Sanctuary

by Ginger Graziano

Jeremy orders popcorn, cookies, doughnuts,
enough for a large party but it’s just the two
of us. We’ll never eat all of this.
Then I think, so what?

We lie on his hospital bed, watching
Fire in the Sky, eating everything,
holding hands. His nurses stop by
to comment on our feast.
The comfort of our love—
even here.

Near the end, bald and beautiful, face lit
from within—he’s already partly gone.
Hand on his heart, I kiss him goodbye,
tell him to look for the light,
Poppy is waiting.

My Sea Cliff—a place of refuge after
his death to wander late at night
with the moon’s light shimmering
on the harbor, to hug pine trees,
their bark rough against my cheek—
stand-ins for family who are gone.

Porches with people murmuring
and laughing, far from city streets,
loud traffic, and stress.

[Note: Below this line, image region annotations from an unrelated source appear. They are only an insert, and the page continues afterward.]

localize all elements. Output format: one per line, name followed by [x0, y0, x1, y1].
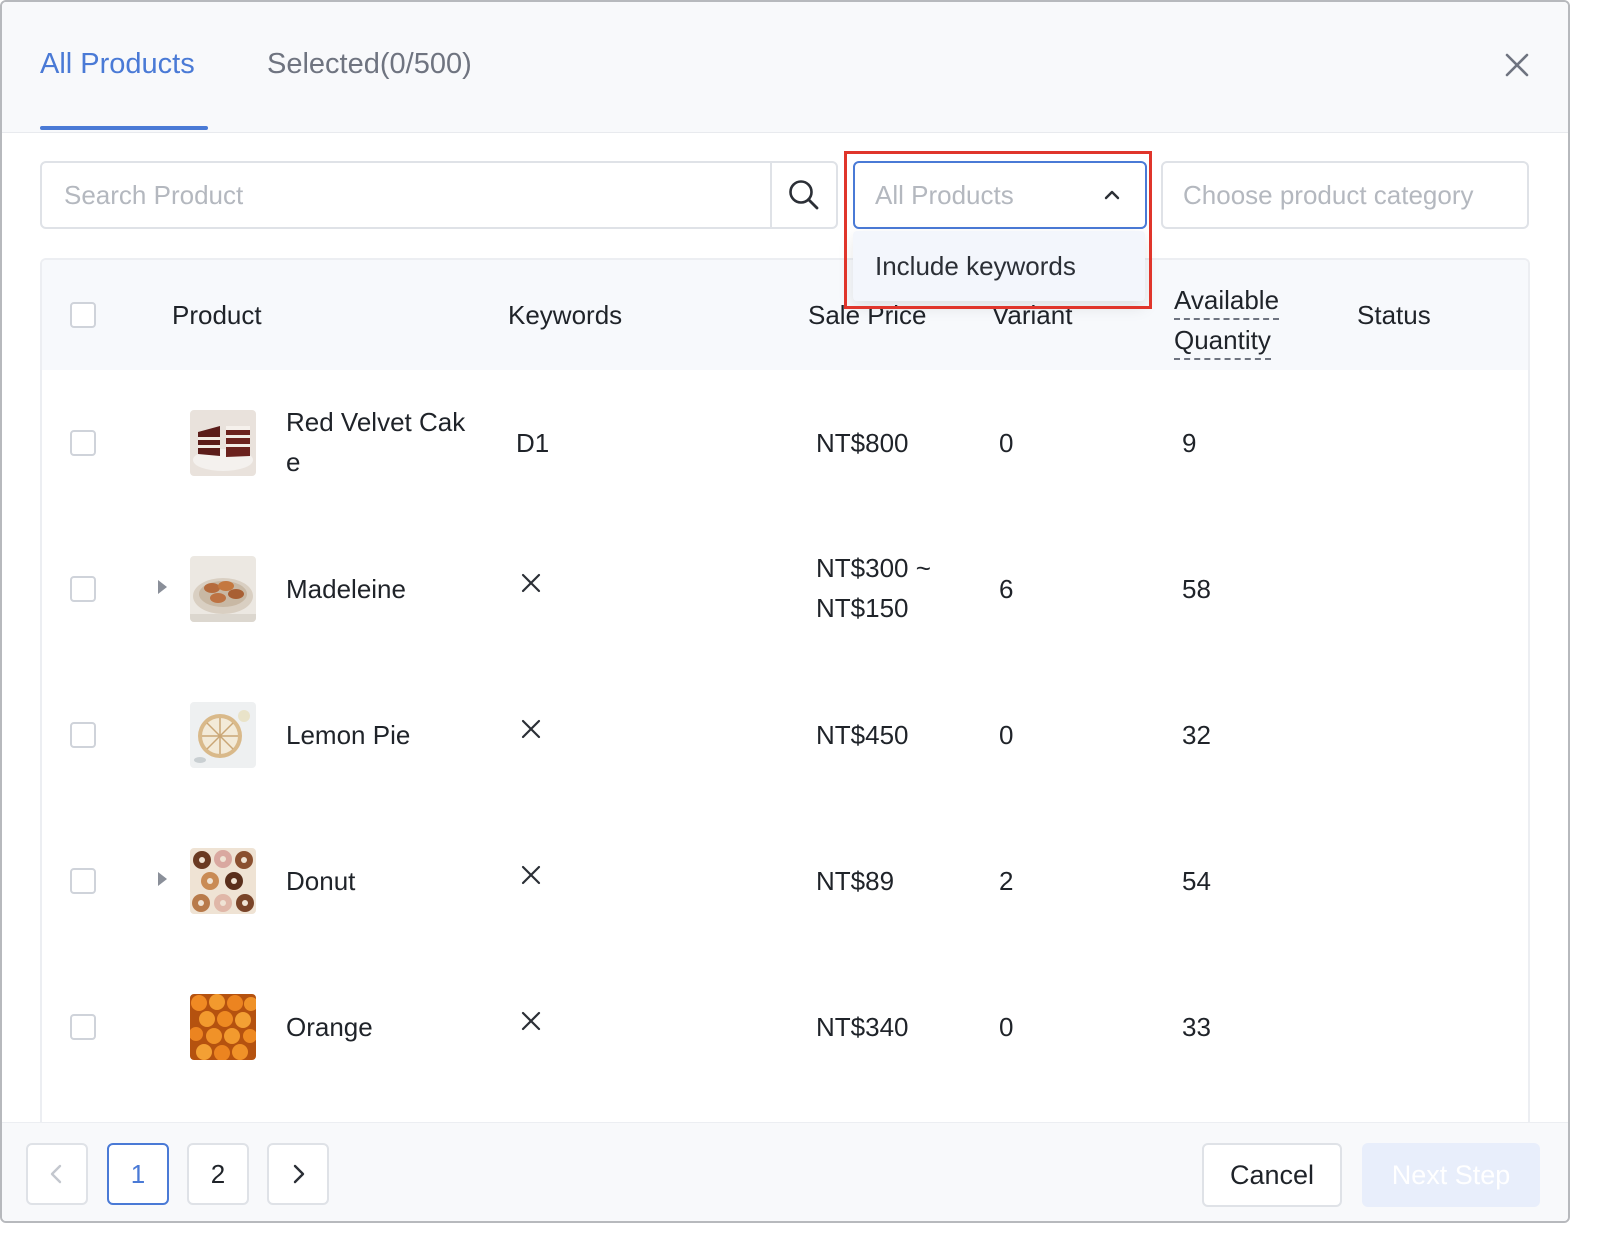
product-price-line2: NT$150 — [816, 593, 909, 623]
next-step-button[interactable]: Next Step — [1362, 1143, 1540, 1207]
product-name-line1: Lemon Pie — [286, 720, 411, 750]
product-price-line1: NT$340 — [816, 1012, 909, 1042]
table-row: Red Velvet Cak e D1 NT$800 0 9 — [42, 370, 1528, 518]
table-header: Product Keywords Sale Price Variant Avai… — [42, 260, 1528, 372]
product-name-line1: Orange — [286, 1012, 373, 1042]
close-icon — [1505, 53, 1529, 77]
product-variant-count: 2 — [999, 866, 1014, 896]
column-header-status: Status — [1357, 300, 1431, 330]
modal-header: All Products Selected(0/500) — [2, 2, 1568, 133]
chevron-right-icon — [293, 1164, 305, 1184]
select-all-checkbox[interactable] — [70, 302, 96, 328]
product-price: NT$800 — [816, 423, 909, 463]
product-price: NT$450 — [816, 715, 909, 755]
product-name-line2: e — [286, 447, 301, 477]
product-available-quantity: 54 — [1182, 866, 1211, 896]
no-keywords-icon — [521, 573, 541, 593]
column-header-variant: Variant — [992, 300, 1073, 330]
available-quantity-label-line2: Quantity — [1174, 322, 1271, 360]
column-header-sale-price: Sale Price — [808, 300, 927, 330]
chevron-left-icon — [50, 1164, 62, 1184]
search-box — [40, 161, 838, 229]
product-available-quantity: 33 — [1182, 1012, 1211, 1042]
expand-row-icon[interactable] — [156, 578, 168, 596]
product-price-line1: NT$800 — [816, 428, 909, 458]
tab-selected-products[interactable]: Selected(0/500) — [267, 44, 472, 84]
product-keywords: D1 — [516, 428, 550, 458]
row-checkbox[interactable] — [70, 868, 96, 894]
row-checkbox[interactable] — [70, 1014, 96, 1040]
product-price: NT$89 — [816, 861, 894, 901]
expand-row-icon[interactable] — [156, 870, 168, 888]
keyword-filter-select[interactable]: All Products — [853, 161, 1147, 229]
product-thumbnail-lemon-pie — [190, 702, 256, 768]
active-tab-indicator — [40, 126, 208, 130]
table-row: Madeleine NT$300 ~ NT$150 6 58 — [42, 516, 1528, 664]
chevron-up-icon — [1104, 190, 1120, 200]
previous-page-button[interactable] — [26, 1143, 88, 1205]
search-button[interactable] — [770, 163, 836, 227]
product-variant-count: 0 — [999, 720, 1014, 750]
row-checkbox[interactable] — [70, 722, 96, 748]
close-button[interactable] — [1498, 46, 1536, 84]
page-button-1[interactable]: 1 — [107, 1143, 169, 1205]
column-header-product: Product — [172, 300, 262, 330]
product-thumbnail-donut — [190, 848, 256, 914]
product-price-line1: NT$89 — [816, 866, 895, 896]
no-keywords-icon — [521, 865, 541, 885]
search-icon — [789, 180, 819, 210]
product-name-line1: Red Velvet Cak — [286, 407, 466, 437]
product-variant-count: 0 — [999, 1012, 1014, 1042]
product-price: NT$340 — [816, 1007, 909, 1047]
product-available-quantity: 9 — [1182, 428, 1197, 458]
search-input[interactable] — [42, 163, 768, 227]
row-checkbox[interactable] — [70, 576, 96, 602]
product-variant-count: 6 — [999, 574, 1014, 604]
product-category-placeholder: Choose product category — [1183, 180, 1474, 210]
product-price-line1: NT$300 ~ — [816, 553, 931, 583]
product-name: Donut — [286, 861, 355, 901]
product-available-quantity: 32 — [1182, 720, 1211, 750]
tab-all-products[interactable]: All Products — [40, 44, 195, 84]
no-keywords-icon — [521, 719, 541, 739]
modal-footer: 1 2 Cancel Next Step — [2, 1122, 1568, 1221]
next-page-button[interactable] — [267, 1143, 329, 1205]
product-name-line1: Madeleine — [286, 574, 406, 604]
no-keywords-icon — [521, 1011, 541, 1031]
dropdown-option-include-keywords[interactable]: Include keywords — [875, 231, 1076, 301]
product-thumbnail-orange — [190, 994, 256, 1060]
product-price-line1: NT$450 — [816, 720, 909, 750]
keyword-filter-value: All Products — [875, 180, 1014, 210]
product-name: Red Velvet Cak e — [286, 402, 465, 482]
table-row: Donut NT$89 2 54 — [42, 808, 1528, 956]
product-name: Orange — [286, 1007, 373, 1047]
product-table: Product Keywords Sale Price Variant Avai… — [40, 258, 1530, 1130]
product-thumbnail-red-velvet-cake — [190, 410, 256, 476]
available-quantity-label-line1: Available — [1174, 282, 1280, 320]
cancel-button[interactable]: Cancel — [1202, 1143, 1342, 1207]
product-thumbnail-madeleine — [190, 556, 256, 622]
product-picker-modal: All Products Selected(0/500) All Product… — [0, 0, 1570, 1223]
column-header-keywords: Keywords — [508, 300, 623, 330]
page-button-2[interactable]: 2 — [187, 1143, 249, 1205]
product-name: Madeleine — [286, 569, 406, 609]
product-price: NT$300 ~ NT$150 — [816, 548, 931, 628]
product-variant-count: 0 — [999, 428, 1014, 458]
row-checkbox[interactable] — [70, 430, 96, 456]
product-category-select[interactable]: Choose product category — [1161, 161, 1529, 229]
keyword-filter-dropdown: Include keywords — [853, 231, 1145, 301]
table-row: Orange NT$340 0 33 — [42, 954, 1528, 1102]
product-name: Lemon Pie — [286, 715, 410, 755]
table-row: Lemon Pie NT$450 0 32 — [42, 662, 1528, 810]
product-name-line1: Donut — [286, 866, 356, 896]
column-header-available-quantity[interactable]: Available Quantity — [1174, 280, 1280, 360]
product-available-quantity: 58 — [1182, 574, 1211, 604]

Solace of wind
chimes, houses aglow in the dark
invite me to come alive again, let
peace enter my starved heart.

Ginger Graziano, originally from New York City, is a writer, artist, and graphic designer living in Asheville, North Carolina. Her poems and short stories have been published in Kakalak, Sky Island Journal, The American Journal of Poetry, The Great Smokies Review, Stone Voices, Embodied Effigies, The Conium Review, and Writing in Circles. Her memoir, See, There He Is, was published in 2015.